Two weeks after making his first appearance, Faris took on the Vancouver Canadians in his first professional start. It was his first start since the College World Series — and it showed.

Faris lasted just 3.1 innings, giving up five earned runs on seven hits including a home run. After the game, he was understandably downtrodden, but also positive about what the future may hold.

"I had a pretty good first inning," said Faris. "I got behind a little bit, got a couple of double plays to help me out. After that I just kind of fell behind. I made a couple of mistakes here and there and after that I don't know. I just didn't throw very well. Other than that, it's a learning experience and I just have to move on and try to take the positives out of that and work on the bad things."

Faris' repertoire includes a fastball which tops out around 88 miles per hour, a curveball, a slider and a changeup. It's the last pitch, the changeup, that Faris has been working with Eugene pitching coach Wally Whitehurst to try and make more prominent in his arsenal.
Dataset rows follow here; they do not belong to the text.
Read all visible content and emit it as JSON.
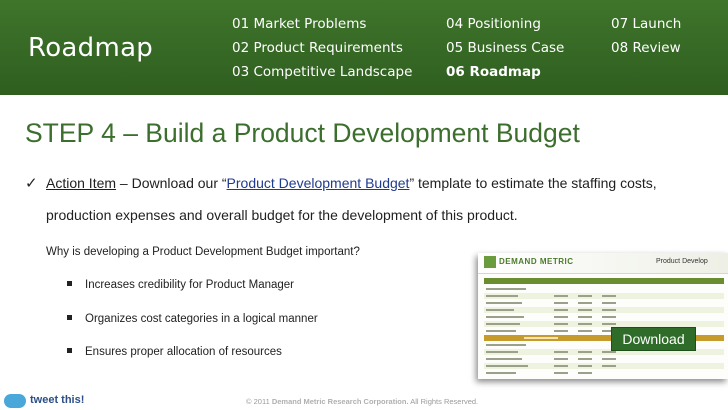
{
  "header": {
    "brand": "Roadmap",
    "nav": [
      {
        "label": "01 Market Problems",
        "active": false
      },
      {
        "label": "02 Product Requirements",
        "active": false
      },
      {
        "label": "03 Competitive Landscape",
        "active": false
      },
      {
        "label": "04 Positioning",
        "active": false
      },
      {
        "label": "05 Business Case",
        "active": false
      },
      {
        "label": "06 Roadmap",
        "active": true
      },
      {
        "label": "07 Launch",
        "active": false
      },
      {
        "label": "08 Review",
        "active": false
      }
    ],
    "colors": {
      "header_bg": "#3a6f28",
      "title": "#3c6f2e"
    }
  },
  "main": {
    "title": "STEP 4 – Build a Product Development Budget",
    "action": {
      "check_icon": "check-icon",
      "label": "Action Item",
      "text_before_link": " – Download our “",
      "link": "Product Development Budget",
      "text_after_link": "” template to estimate the staffing costs,",
      "line2": "production expenses and overall budget for the development of this product."
    },
    "why_heading": "Why is developing a Product Development Budget important?",
    "bullets": [
      "Increases credibility for Product Manager",
      "Organizes cost categories in a logical manner",
      "Ensures proper allocation of resources"
    ]
  },
  "preview": {
    "logo_text": "DEMAND METRIC",
    "doc_title": "Product Develop",
    "download_label": "Download"
  },
  "footer": {
    "tweet_label": "tweet this!",
    "copyright_prefix": "© 2011 ",
    "company": "Demand Metric Research Corporation.",
    "rights": " All Rights Reserved."
  }
}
"At this point in the career, they've [Faris and the other Eugene pitchers] got to be able to throw a fastball and a changeup, both for strikes," Whitehurst said. "And getting them to trust them when they do throw it and the only way we're going to get them to trust it is to get them to throw it more and that's what we're trying to do here is to get him to throw it a little bit more where he has more confidence in it and it's going to carry him a long way."

Faris' delivery is unnaturally violent. Not to the point where it becomes problematic, but it does produce a few kinks, which could hurt him in the long run. Whitehurst has been working with him to help eliminate some of these issues while still keeping the foundation of his delivery intact.

"He gets a little quick at times and he's a little short, his arm action is a little short," added Whitehurst. "But, from new guys coming in I don't like to change anything because they were drafted for a reason and our job really is to evaluate and take that throughout the summer for two-and-a-half months and then come spring training if there's some things we need to work on and for him to correct, that's when we'll do it. But for now, we let them go out there and just go ahead and pitch.".

A big part of every pitcher's game is his attitude both on and off the field. Faris' lighthearted, court jester persona keeps him well-anchored through the good times and the bad.

"He was a good teammate." Steve Richard, Faris' former teammate at Clemson and current closer with the Aquasox, said. He was an up kind of kid. He's always in a good mood. He was good to have around the clubhouse…He's pretty much a jokester, he's just joking around all the time. He doesn't really get too serious. He doesn't really get too down or too high. He's pretty even-keeled."

When asked about Faris' best jokes around the clubhouse, Richard noted that it wasn't any specific incidents, but rather the whole package that made him fun to have around.

"He's just an all-around funny kid. [It's] just little stuff that he does; his laugh is pretty funny in itself. That's about it, just the little stuff that he does, the little tricks he plays on people. But, that's about it."

Even though they were teammates for a season, Richard says Faris never played any tricks on him.

"No. He wouldn't play any tricks on me. We're too close where he's not going to play any tricks on me. He usually got the younger guys," Richard clarified.

He may not know it yet, but his willingness to both work and listen and his sunny outlook on life may be the factors that vault him to the top. They helped him make the transitions from high school hitter to college pitcher and from college reliever to college ace. Now, he hopes, those same attributes help him make enough progress to transition from single-A starter to big league ace.